It shouldn’t be any surprise to Mike Burns when he sees my telephone number on a caller ID. After all, I’ve given him no shortage of business over the past several months.
Actually, it was at least a year ago — probably more — when one of my lovely children managed to lock the deadbolt on our back door, leaving us with no way inside other than utilizing Burns Lock and Key’s incomparable wizardry. A few weeks later, if memory serves, the same thing happened all over again. Fortunately, after those little episodes of ridiculousness, Grace and Zachary learned how to operate the door — and I finally got a key to the front made for Becca. Sometimes it takes something silly to bring about something obvious and practical (at least in this person’s world).

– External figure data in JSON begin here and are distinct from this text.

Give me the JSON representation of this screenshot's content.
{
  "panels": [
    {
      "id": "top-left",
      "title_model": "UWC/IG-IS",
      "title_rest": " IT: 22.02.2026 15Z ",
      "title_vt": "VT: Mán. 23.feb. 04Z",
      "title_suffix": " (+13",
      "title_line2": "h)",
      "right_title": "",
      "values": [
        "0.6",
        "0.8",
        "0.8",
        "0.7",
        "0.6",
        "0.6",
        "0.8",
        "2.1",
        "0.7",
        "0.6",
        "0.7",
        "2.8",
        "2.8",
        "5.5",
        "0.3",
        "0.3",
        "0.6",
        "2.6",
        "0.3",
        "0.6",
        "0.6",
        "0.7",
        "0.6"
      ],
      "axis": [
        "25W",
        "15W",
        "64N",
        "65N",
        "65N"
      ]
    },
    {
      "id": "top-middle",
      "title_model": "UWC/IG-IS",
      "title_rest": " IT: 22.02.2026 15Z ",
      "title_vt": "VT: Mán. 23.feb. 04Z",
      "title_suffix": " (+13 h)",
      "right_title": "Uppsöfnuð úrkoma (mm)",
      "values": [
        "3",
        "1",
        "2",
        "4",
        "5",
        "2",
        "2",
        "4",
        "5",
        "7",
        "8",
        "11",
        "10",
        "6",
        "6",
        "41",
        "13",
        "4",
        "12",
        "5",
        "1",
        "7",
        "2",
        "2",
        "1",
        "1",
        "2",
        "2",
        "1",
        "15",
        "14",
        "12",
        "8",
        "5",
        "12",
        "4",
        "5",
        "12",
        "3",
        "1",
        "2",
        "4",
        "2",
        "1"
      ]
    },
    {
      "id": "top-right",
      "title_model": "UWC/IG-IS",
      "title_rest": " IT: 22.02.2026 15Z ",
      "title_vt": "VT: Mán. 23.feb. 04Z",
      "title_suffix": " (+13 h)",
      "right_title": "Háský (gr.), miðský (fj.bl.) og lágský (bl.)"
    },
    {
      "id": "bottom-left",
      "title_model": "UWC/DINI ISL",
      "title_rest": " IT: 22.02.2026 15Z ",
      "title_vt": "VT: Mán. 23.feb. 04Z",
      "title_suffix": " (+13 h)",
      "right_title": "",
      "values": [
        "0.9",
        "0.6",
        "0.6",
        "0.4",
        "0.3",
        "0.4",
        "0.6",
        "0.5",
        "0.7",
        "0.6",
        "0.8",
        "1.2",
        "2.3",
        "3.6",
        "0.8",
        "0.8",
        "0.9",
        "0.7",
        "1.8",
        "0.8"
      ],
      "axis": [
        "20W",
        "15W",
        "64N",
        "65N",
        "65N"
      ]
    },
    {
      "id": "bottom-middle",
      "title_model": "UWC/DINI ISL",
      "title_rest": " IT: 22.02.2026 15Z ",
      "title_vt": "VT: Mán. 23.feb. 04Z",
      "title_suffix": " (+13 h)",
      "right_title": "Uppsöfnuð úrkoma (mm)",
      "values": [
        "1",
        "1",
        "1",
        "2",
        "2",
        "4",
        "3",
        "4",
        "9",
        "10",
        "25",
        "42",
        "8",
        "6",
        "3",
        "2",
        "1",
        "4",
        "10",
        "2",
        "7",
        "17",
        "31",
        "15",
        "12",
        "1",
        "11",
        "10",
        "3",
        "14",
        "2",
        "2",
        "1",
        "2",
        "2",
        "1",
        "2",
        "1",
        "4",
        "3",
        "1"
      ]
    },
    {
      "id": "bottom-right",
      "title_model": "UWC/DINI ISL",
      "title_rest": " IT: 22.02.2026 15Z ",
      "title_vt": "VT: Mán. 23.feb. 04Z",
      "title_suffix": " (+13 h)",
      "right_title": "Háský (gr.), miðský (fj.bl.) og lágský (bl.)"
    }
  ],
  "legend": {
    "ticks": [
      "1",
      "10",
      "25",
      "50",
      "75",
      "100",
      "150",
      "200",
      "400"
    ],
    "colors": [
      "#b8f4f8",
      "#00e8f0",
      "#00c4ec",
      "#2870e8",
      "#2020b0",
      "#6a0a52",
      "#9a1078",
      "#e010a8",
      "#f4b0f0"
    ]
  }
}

A decent amount of time went by between the locked backed door and the most recent incident of just a few weeks ago. Becca had a commitment after work, and I had things to get done at the Globe, so I brought the kids to work and instructed them to sit in the conference room and either do schoolwork, color or even watch TV. Naturally, the TV came on, but I think they spent more time running back and forth to the newsroom than anything else. At some point, I warned them of consequences (loss of TV, as well as iPad later) should they not settle down. They seemed to take this to heart, but the next thing I knew they had found a way to somehow lock the door to the conference room. They weren’t inside, but there were backpacks and jackets were, and the TV had been left on. Burns Lock and Key again came to the rescue.

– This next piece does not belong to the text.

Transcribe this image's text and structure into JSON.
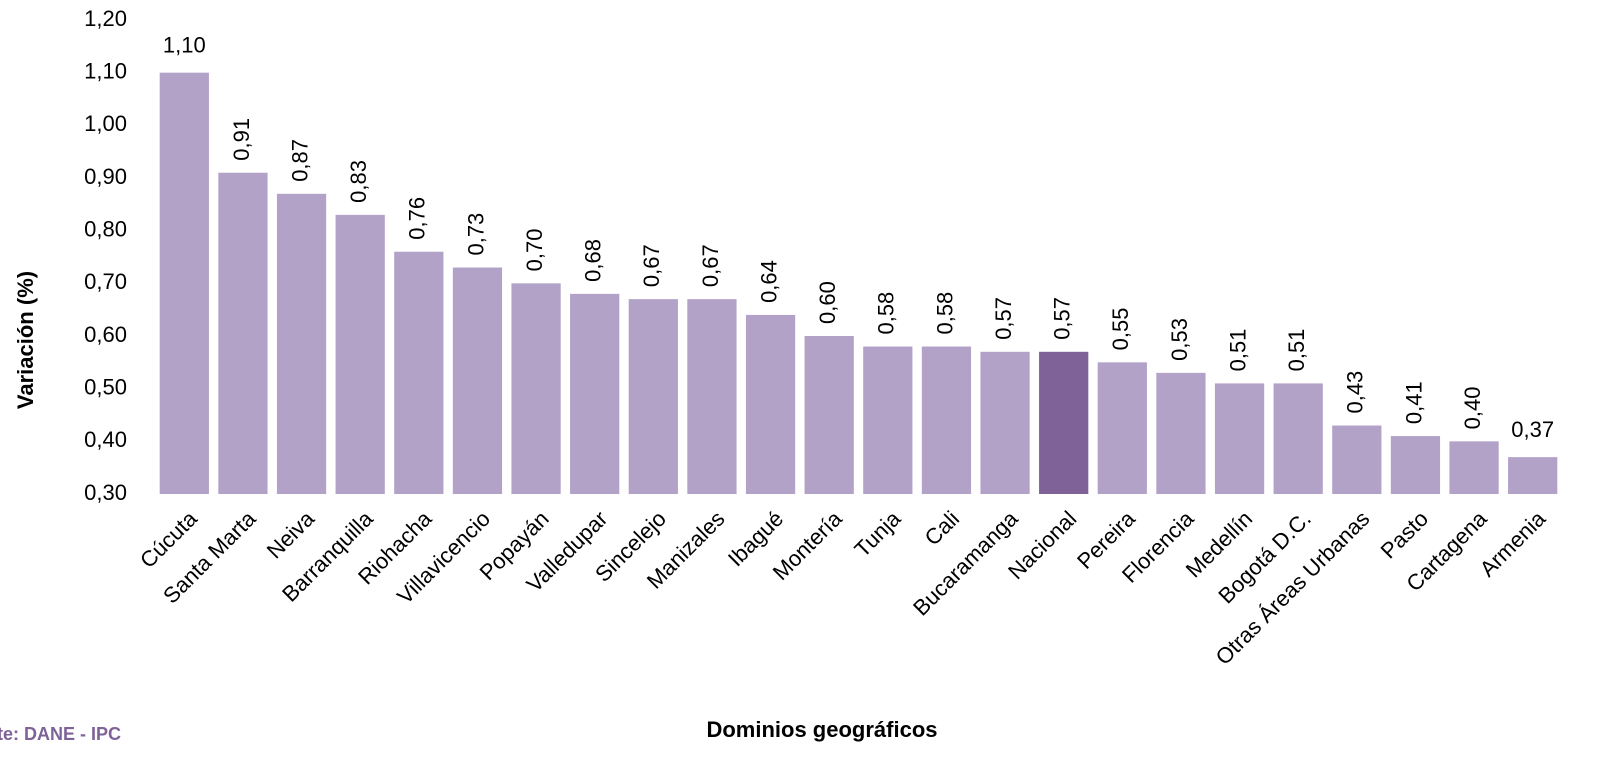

If there’s anyone to blame for G and Z’s foibles with locks, I suppose it’s me. Proof of that came Tuesday morning, less than a week after we had moved into our new home. Sure enough, I turned the wrong lock and found myself flat out of luck. Calling Becca to let her know was something I dreaded all day. To her credit, while she was not happy, her husband was not required to sleep on the couch later that evening.
Perhaps that’s because even my beloved isn’t error-prone when it comes to locks, either. After all, there was the one wedding anniversary on which I had to work late into the evening. By the time I came home, my wife was in bed fast asleep and tucked safely away from the outside, and I was — for whatever reason — without a front door key. It took a few phone calls and some loud speaking into an answering machine (one reason why a land line is still handy) to finally rouse her and let me in. I’ve never not had this key with me again, just in case Becca decides to — let me state the obvious — unintentionally lock me out again.
We still do joke about the fact that this happened on our anniversary, however. It makes me wonder just what might be in store on future celebrations of our wedding day. Changed locks, perhaps?
Then again, Zachary once got himself into a locked bathroom door at our old house with some kind of playing card. Perhaps Mike Burns will be looking for an apprentice a few years down the road.